Data Indexing Overview

Indexing imports data from a configured source into the search environment, preparing it for queries and analytics.

Key Points:

  • Uses predefined schemas specified in the IDR searcher templates (elasticsearch_templates.py) which specify the structure and field mappings for indexed data.

  • Ensures consistency across different data sources.

  • Supports multiple types of sources: databases and CSV files.

  • Uses parallel processing to optimize performance for large datasets.

  • Typically executed during the first deployment or when adding a new data source.

Workflow Overview:

  • Data source connection is established.

  • Records are extracted in batches.

  • Data is transformed to match the predefined template schema.

  • Records are pushed into the Elasticsearch.

  • Logs capture success, errors, and processed record counts.

Index the data from database

  • The Ansible role can be used to index the using tags

  • Alternatively for advanced users, the method get_index_data_from_database inside commands.py allows automatic indexing using docker commands.

Index the data using CSV files:

  • Extract the data from the IDR/OMERO database using SQL queries and save them to CSV files using sql_to_csv.py.

  • Alternatively, you can provide the data as CSV files that follows the supported CSV format. You can find more information in the README.md.

  • If the data is generated in a large file, it is recommended that the user splits it into several files to facilitate the processing of the data and its insertion into the index e.g. split -l 2600000 images.csv.

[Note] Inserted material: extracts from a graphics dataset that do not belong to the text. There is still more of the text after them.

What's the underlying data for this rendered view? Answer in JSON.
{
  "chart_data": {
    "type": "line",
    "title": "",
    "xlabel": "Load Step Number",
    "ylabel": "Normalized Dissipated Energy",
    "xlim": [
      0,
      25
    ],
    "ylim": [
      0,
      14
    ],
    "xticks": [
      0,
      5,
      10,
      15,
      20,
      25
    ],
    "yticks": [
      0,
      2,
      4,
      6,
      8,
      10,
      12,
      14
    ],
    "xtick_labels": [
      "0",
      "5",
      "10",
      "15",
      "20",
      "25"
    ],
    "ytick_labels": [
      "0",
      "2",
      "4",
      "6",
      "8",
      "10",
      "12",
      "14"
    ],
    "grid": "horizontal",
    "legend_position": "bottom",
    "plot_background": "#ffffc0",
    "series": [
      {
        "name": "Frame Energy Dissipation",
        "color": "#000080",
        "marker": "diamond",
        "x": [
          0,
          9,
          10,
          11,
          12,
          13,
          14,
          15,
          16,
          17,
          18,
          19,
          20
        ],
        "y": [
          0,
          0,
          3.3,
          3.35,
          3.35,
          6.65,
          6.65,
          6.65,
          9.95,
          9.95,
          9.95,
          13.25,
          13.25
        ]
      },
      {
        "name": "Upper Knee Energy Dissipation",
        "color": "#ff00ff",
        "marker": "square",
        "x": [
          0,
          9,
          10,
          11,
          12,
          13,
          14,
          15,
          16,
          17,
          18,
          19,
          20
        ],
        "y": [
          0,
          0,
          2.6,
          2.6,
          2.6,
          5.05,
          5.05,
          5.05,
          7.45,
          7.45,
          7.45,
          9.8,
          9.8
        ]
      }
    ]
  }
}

  • create_index: Create the Elasticsearch indices no data have been previously added, it can be used to create a single index or all the indices; the default is to create all the indices.

  • The user must add a new data source (CSV) using the ‘’set_data_source_files’’ command inside commands.py

  • get_index_data_from_csv_files is used to read the data, to format it then to push the data to the resource Elasticsearch index. The user can provide a single file (CSV format) or folder. If a folder is specified, the indexer will use all the CSV files inside the folder.

Advanced users and system administrators can perform data indexing operations using dedicated maintenance scripts. The :omero_search_engine:`data_indexing.md <docs/user_guide/data_indexing.md>’ document provides guidance on how to execute and manage these operations effectively.